According to forecasts, the right-wing conservative Likud party of opposition leader and former Israeli head of government Benjamin Netanyahu has become the strongest force in Israel's parliamentary elections. She got 30 to 31 out of 120 seats, according to TV forecasts on Tuesday. Directly behind is Prime Minister Jair Lapid's Future Party with 22 to 24 seats.
According to the forecasts, the camp around ex-Prime Minister Netanyahu could achieve a narrow majority of 61 or 62 seats. However, the result could still change as the count progresses. According to the Central Election Committee, the turnout of the 6.8 million eligible voters as of 7 p.m. (CET) was 66.3 percent - the highest since 1999. The final result is not expected before Thursday.

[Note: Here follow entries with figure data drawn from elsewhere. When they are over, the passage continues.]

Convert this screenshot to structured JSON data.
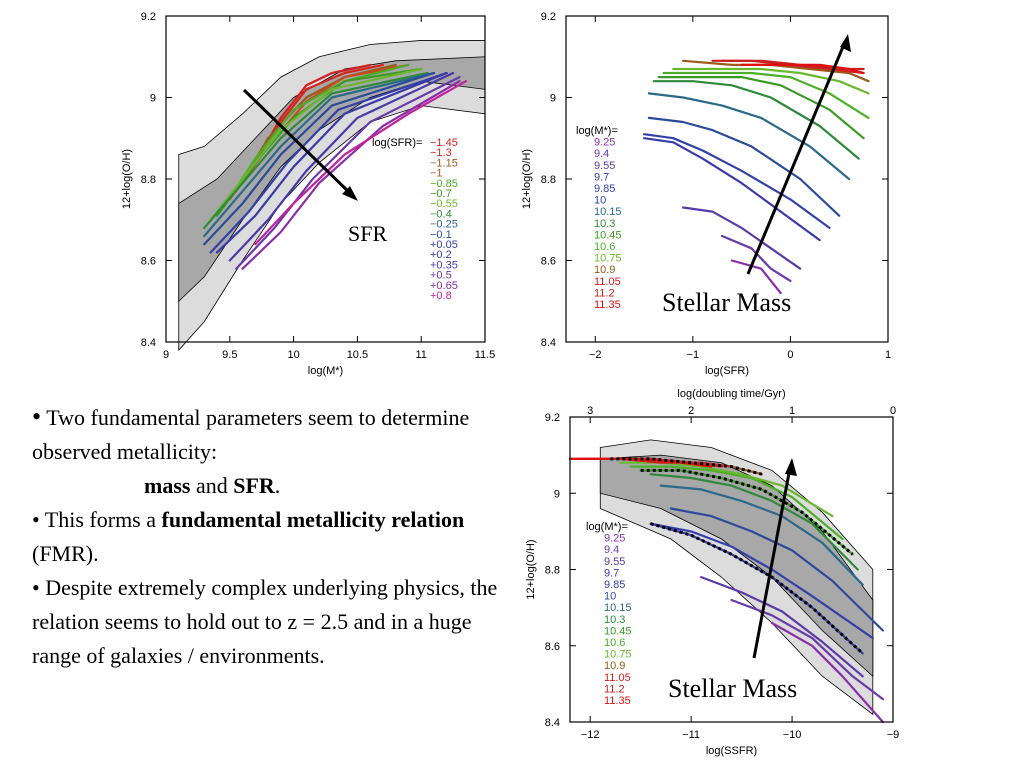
{
  "slide": {
    "bullets": {
      "b1_lead": "•",
      "b1_text": " Two fundamental parameters seem to determine observed metallicity:",
      "b1_mass": "mass",
      "b1_and": " and ",
      "b1_sfr": "SFR",
      "b1_end": ".",
      "b2_prefix": "• This forms a ",
      "b2_bold": "fundamental metallicity relation",
      "b2_suffix": " (FMR).",
      "b3": "• Despite extremely complex underlying physics, the relation seems to hold out to z = 2.5 and in a huge range of galaxies / environments."
    }
  },
  "chart_data": [
    {
      "id": "panel1",
      "type": "line",
      "xlabel": "log(M*)",
      "ylabel": "12+log(O/H)",
      "xlim": [
        9.0,
        11.5
      ],
      "ylim": [
        8.4,
        9.2
      ],
      "xticks": [
        9,
        9.5,
        10,
        10.5,
        11,
        11.5
      ],
      "yticks": [
        8.4,
        8.6,
        8.8,
        9,
        9.2
      ],
      "legend_title": "log(SFR)=",
      "legend_placement": "right",
      "annotation": "SFR",
      "series": [
        {
          "name": "−1.45",
          "color": "#d11f1f",
          "x": [
            9.7,
            9.9,
            10.1,
            10.3,
            10.6
          ],
          "y": [
            8.84,
            8.95,
            9.03,
            9.06,
            9.08
          ]
        },
        {
          "name": "−1.3",
          "color": "#d4261d",
          "x": [
            9.6,
            9.9,
            10.1,
            10.4,
            10.7
          ],
          "y": [
            8.8,
            8.94,
            9.02,
            9.06,
            9.08
          ]
        },
        {
          "name": "−1.15",
          "color": "#9a5a1a",
          "x": [
            9.55,
            9.8,
            10.1,
            10.4,
            10.8
          ],
          "y": [
            8.77,
            8.9,
            9.0,
            9.05,
            9.08
          ]
        },
        {
          "name": "−1",
          "color": "#c74a22",
          "x": [
            9.5,
            9.8,
            10.1,
            10.4,
            10.9
          ],
          "y": [
            8.75,
            8.88,
            8.99,
            9.05,
            9.08
          ]
        },
        {
          "name": "−0.85",
          "color": "#4caf2a",
          "x": [
            9.45,
            9.7,
            10.0,
            10.4,
            10.9
          ],
          "y": [
            8.73,
            8.85,
            8.97,
            9.04,
            9.08
          ]
        },
        {
          "name": "−0.7",
          "color": "#3a9a22",
          "x": [
            9.4,
            9.7,
            10.0,
            10.4,
            11.0
          ],
          "y": [
            8.71,
            8.84,
            8.95,
            9.04,
            9.07
          ]
        },
        {
          "name": "−0.55",
          "color": "#6ab82e",
          "x": [
            9.35,
            9.6,
            9.9,
            10.3,
            11.0
          ],
          "y": [
            8.7,
            8.8,
            8.92,
            9.02,
            9.07
          ]
        },
        {
          "name": "−0.4",
          "color": "#2e8a3a",
          "x": [
            9.3,
            9.6,
            9.9,
            10.3,
            11.05
          ],
          "y": [
            8.68,
            8.79,
            8.9,
            9.01,
            9.06
          ]
        },
        {
          "name": "−0.25",
          "color": "#2b6a8a",
          "x": [
            9.3,
            9.6,
            9.9,
            10.3,
            11.1
          ],
          "y": [
            8.66,
            8.77,
            8.88,
            9.0,
            9.06
          ]
        },
        {
          "name": "−0.1",
          "color": "#2a4a9a",
          "x": [
            9.3,
            9.6,
            9.9,
            10.3,
            11.1
          ],
          "y": [
            8.64,
            8.74,
            8.86,
            8.98,
            9.06
          ]
        },
        {
          "name": "+0.05",
          "color": "#3340a8",
          "x": [
            9.35,
            9.65,
            9.95,
            10.35,
            11.2
          ],
          "y": [
            8.62,
            8.72,
            8.84,
            8.97,
            9.06
          ]
        },
        {
          "name": "+0.2",
          "color": "#3a3aa8",
          "x": [
            9.4,
            9.7,
            10.0,
            10.4,
            11.2
          ],
          "y": [
            8.62,
            8.71,
            8.83,
            8.96,
            9.06
          ]
        },
        {
          "name": "+0.35",
          "color": "#4a3aa8",
          "x": [
            9.5,
            9.8,
            10.1,
            10.5,
            11.25
          ],
          "y": [
            8.6,
            8.7,
            8.82,
            8.95,
            9.06
          ]
        },
        {
          "name": "+0.5",
          "color": "#6a3aa8",
          "x": [
            9.55,
            9.85,
            10.15,
            10.6,
            11.3
          ],
          "y": [
            8.58,
            8.68,
            8.8,
            8.94,
            9.05
          ]
        },
        {
          "name": "+0.65",
          "color": "#8a2ea8",
          "x": [
            9.6,
            9.9,
            10.2,
            10.7,
            11.3
          ],
          "y": [
            8.58,
            8.67,
            8.79,
            8.93,
            9.04
          ]
        },
        {
          "name": "+0.8",
          "color": "#c0229a",
          "x": [
            9.7,
            10.0,
            10.4,
            10.9,
            11.35
          ],
          "y": [
            8.64,
            8.74,
            8.86,
            8.96,
            9.04
          ]
        }
      ]
    },
    {
      "id": "panel2",
      "type": "line",
      "xlabel": "log(SFR)",
      "ylabel": "12+log(O/H)",
      "xlim": [
        -2.3,
        1.0
      ],
      "ylim": [
        8.4,
        9.2
      ],
      "xticks": [
        -2,
        -1,
        0,
        1
      ],
      "yticks": [
        8.4,
        8.6,
        8.8,
        9,
        9.2
      ],
      "legend_title": "log(M*)=",
      "legend_placement": "top-left",
      "annotation": "Stellar Mass",
      "series": [
        {
          "name": "9.25",
          "color": "#8a2ea8",
          "x": [
            -0.6,
            -0.3,
            -0.1
          ],
          "y": [
            8.6,
            8.58,
            8.52
          ]
        },
        {
          "name": "9.4",
          "color": "#6a3aa8",
          "x": [
            -0.7,
            -0.4,
            -0.2,
            0.0
          ],
          "y": [
            8.66,
            8.63,
            8.58,
            8.55
          ]
        },
        {
          "name": "9.55",
          "color": "#5a3aa8",
          "x": [
            -1.1,
            -0.8,
            -0.5,
            -0.2,
            0.1
          ],
          "y": [
            8.73,
            8.72,
            8.68,
            8.63,
            8.58
          ]
        },
        {
          "name": "9.7",
          "color": "#3a3aa8",
          "x": [
            -1.5,
            -1.2,
            -0.9,
            -0.5,
            -0.1,
            0.3
          ],
          "y": [
            8.9,
            8.89,
            8.85,
            8.79,
            8.72,
            8.65
          ]
        },
        {
          "name": "9.85",
          "color": "#3340a8",
          "x": [
            -1.5,
            -1.2,
            -0.9,
            -0.5,
            0.0,
            0.4
          ],
          "y": [
            8.91,
            8.9,
            8.87,
            8.82,
            8.75,
            8.68
          ]
        },
        {
          "name": "10",
          "color": "#2a4a9a",
          "x": [
            -1.45,
            -1.1,
            -0.8,
            -0.4,
            0.1,
            0.5
          ],
          "y": [
            8.95,
            8.94,
            8.92,
            8.88,
            8.8,
            8.71
          ]
        },
        {
          "name": "10.15",
          "color": "#2b6a8a",
          "x": [
            -1.45,
            -1.1,
            -0.7,
            -0.3,
            0.2,
            0.6
          ],
          "y": [
            9.01,
            9.0,
            8.98,
            8.95,
            8.88,
            8.8
          ]
        },
        {
          "name": "10.3",
          "color": "#2e8a3a",
          "x": [
            -1.4,
            -1.0,
            -0.6,
            -0.2,
            0.3,
            0.7
          ],
          "y": [
            9.04,
            9.04,
            9.03,
            9.0,
            8.93,
            8.85
          ]
        },
        {
          "name": "10.45",
          "color": "#3a9a22",
          "x": [
            -1.35,
            -0.95,
            -0.5,
            -0.1,
            0.4,
            0.75
          ],
          "y": [
            9.05,
            9.05,
            9.05,
            9.03,
            8.97,
            8.9
          ]
        },
        {
          "name": "10.6",
          "color": "#4caf2a",
          "x": [
            -1.3,
            -0.9,
            -0.4,
            0.0,
            0.4,
            0.8
          ],
          "y": [
            9.06,
            9.06,
            9.06,
            9.05,
            9.01,
            8.95
          ]
        },
        {
          "name": "10.75",
          "color": "#6ab82e",
          "x": [
            -1.2,
            -0.8,
            -0.3,
            0.1,
            0.5,
            0.8
          ],
          "y": [
            9.07,
            9.07,
            9.07,
            9.06,
            9.04,
            9.01
          ]
        },
        {
          "name": "10.9",
          "color": "#9a5a1a",
          "x": [
            -1.1,
            -0.6,
            -0.2,
            0.2,
            0.6,
            0.8
          ],
          "y": [
            9.09,
            9.08,
            9.08,
            9.07,
            9.06,
            9.04
          ]
        },
        {
          "name": "11.05",
          "color": "#d11f1f",
          "x": [
            -0.8,
            -0.4,
            0.0,
            0.4,
            0.75
          ],
          "y": [
            9.09,
            9.09,
            9.08,
            9.07,
            9.06
          ]
        },
        {
          "name": "11.2",
          "color": "#c82020",
          "x": [
            -0.7,
            -0.3,
            0.1,
            0.5,
            0.75
          ],
          "y": [
            9.09,
            9.09,
            9.08,
            9.07,
            9.07
          ]
        },
        {
          "name": "11.35",
          "color": "#e01010",
          "x": [
            -0.5,
            -0.1,
            0.3,
            0.6,
            0.75
          ],
          "y": [
            9.08,
            9.08,
            9.08,
            9.07,
            9.06
          ]
        }
      ]
    },
    {
      "id": "panel3",
      "type": "line",
      "xlabel": "log(SSFR)",
      "ylabel": "12+log(O/H)",
      "top_xlabel": "log(doubling time/Gyr)",
      "xlim": [
        -12.2,
        -9.0
      ],
      "ylim": [
        8.4,
        9.2
      ],
      "xticks": [
        -12,
        -11,
        -10,
        -9
      ],
      "yticks": [
        8.4,
        8.6,
        8.8,
        9,
        9.2
      ],
      "top_ticks": [
        {
          "label": "3",
          "at": -12.0
        },
        {
          "label": "2",
          "at": -11.0
        },
        {
          "label": "1",
          "at": -10.0
        },
        {
          "label": "0",
          "at": -9.0
        }
      ],
      "legend_title": "log(M*)=",
      "legend_placement": "left",
      "annotation": "Stellar Mass",
      "series": [
        {
          "name": "9.25",
          "color": "#8a2ea8",
          "x": [
            -10.2,
            -9.8,
            -9.5,
            -9.1
          ],
          "y": [
            8.66,
            8.6,
            8.52,
            8.4
          ]
        },
        {
          "name": "9.4",
          "color": "#6a3aa8",
          "x": [
            -10.6,
            -10.2,
            -9.8,
            -9.4,
            -9.1
          ],
          "y": [
            8.72,
            8.68,
            8.62,
            8.52,
            8.46
          ]
        },
        {
          "name": "9.55",
          "color": "#5a3aa8",
          "x": [
            -10.9,
            -10.5,
            -10.1,
            -9.7,
            -9.3
          ],
          "y": [
            8.78,
            8.74,
            8.69,
            8.61,
            8.52
          ]
        },
        {
          "name": "9.7",
          "color": "#3a3aa8",
          "x": [
            -11.4,
            -11.0,
            -10.6,
            -10.2,
            -9.8,
            -9.3
          ],
          "y": [
            8.92,
            8.89,
            8.84,
            8.78,
            8.7,
            8.58
          ]
        },
        {
          "name": "9.85",
          "color": "#3340a8",
          "x": [
            -11.4,
            -11.0,
            -10.6,
            -10.2,
            -9.8,
            -9.2
          ],
          "y": [
            8.92,
            8.9,
            8.86,
            8.8,
            8.73,
            8.62
          ]
        },
        {
          "name": "10",
          "color": "#2a4a9a",
          "x": [
            -11.2,
            -10.8,
            -10.4,
            -10.0,
            -9.6,
            -9.1
          ],
          "y": [
            8.96,
            8.94,
            8.9,
            8.85,
            8.77,
            8.64
          ]
        },
        {
          "name": "10.15",
          "color": "#2b6a8a",
          "x": [
            -11.3,
            -10.9,
            -10.5,
            -10.1,
            -9.7,
            -9.3
          ],
          "y": [
            9.02,
            9.01,
            8.98,
            8.94,
            8.87,
            8.76
          ]
        },
        {
          "name": "10.3",
          "color": "#2e8a3a",
          "x": [
            -11.4,
            -11.0,
            -10.6,
            -10.2,
            -9.8,
            -9.35
          ],
          "y": [
            9.05,
            9.04,
            9.02,
            8.98,
            8.92,
            8.8
          ]
        },
        {
          "name": "10.45",
          "color": "#3a9a22",
          "x": [
            -11.5,
            -11.1,
            -10.7,
            -10.3,
            -9.9,
            -9.4
          ],
          "y": [
            9.06,
            9.06,
            9.04,
            9.01,
            8.95,
            8.84
          ]
        },
        {
          "name": "10.6",
          "color": "#4caf2a",
          "x": [
            -11.6,
            -11.2,
            -10.8,
            -10.4,
            -10.0,
            -9.5
          ],
          "y": [
            9.07,
            9.07,
            9.06,
            9.04,
            8.99,
            8.88
          ]
        },
        {
          "name": "10.75",
          "color": "#6ab82e",
          "x": [
            -11.7,
            -11.3,
            -10.9,
            -10.5,
            -10.1,
            -9.6
          ],
          "y": [
            9.08,
            9.08,
            9.07,
            9.05,
            9.02,
            8.94
          ]
        },
        {
          "name": "10.9",
          "color": "#9a5a1a",
          "x": [
            -11.8,
            -11.4,
            -11.0,
            -10.6,
            -10.3
          ],
          "y": [
            9.09,
            9.09,
            9.08,
            9.07,
            9.05
          ]
        },
        {
          "name": "11.05",
          "color": "#d11f1f",
          "x": [
            -12.1,
            -11.7,
            -11.3,
            -10.9,
            -10.6
          ],
          "y": [
            9.09,
            9.09,
            9.08,
            9.08,
            9.07
          ]
        },
        {
          "name": "11.2",
          "color": "#c82020",
          "x": [
            -12.2,
            -11.8,
            -11.4,
            -11.0,
            -10.7
          ],
          "y": [
            9.09,
            9.09,
            9.09,
            9.08,
            9.07
          ]
        },
        {
          "name": "11.35",
          "color": "#e01010",
          "x": [
            -12.2,
            -11.9,
            -11.5,
            -11.1,
            -10.8
          ],
          "y": [
            9.09,
            9.09,
            9.09,
            9.08,
            9.07
          ]
        }
      ]
    }
  ]
}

The forecasts put the Religious Zionist Party of Bezalel Smotrich and Itamar Ben-Gvir in third place with 14 to 15 seats. The right-wing alliance is considered a possible kingmaker. Previous elections have shown that the picture can still shift before all votes have been counted.
When the final official result is known, President Izchak Herzog decides who will be given the task of forming a government. The candidate then has four weeks to form a coalition. Like last year's election, however, it could take weeks or months for a government to form. Netanyahu was initially given the task of forming a government, but was unable to forge a coalition.
The country on the Mediterranean Sea with nine million inhabitants has been in a permanent crisis for years. The past elections had often led to unclear majorities. The current parliamentary election is the fifth in three and a half years.
The current eight-party coalition led by Prime Minister Naftali Bennett collapsed in June after losing its majority after just 12 months. Foreign Minister Jair Lapid then took over the post of head of government. The extremely unusual alliance was supported by parties from the right to the left - an Arab party was also in government for the first time.
The opposition leader Netanyahu, accused of corruption, wants to return to the office of prime minister. The 73-year-old has been head of government in Israel several times, for a total of more than a decade and a half. Netanyahu is aiming to form an ultra-right religious coalition that could help him pass sentencing-evasion legislation.
The party landscape in Israel is highly fragmented and driven by interests. Even parties from similar camps are often not able to form alliances. In addition to differences in content, this is also due to personal disputes. In addition, there is a low percentage hurdle that has to be cleared to enter parliament. It is 3.25 percent, in Germany it is about 5.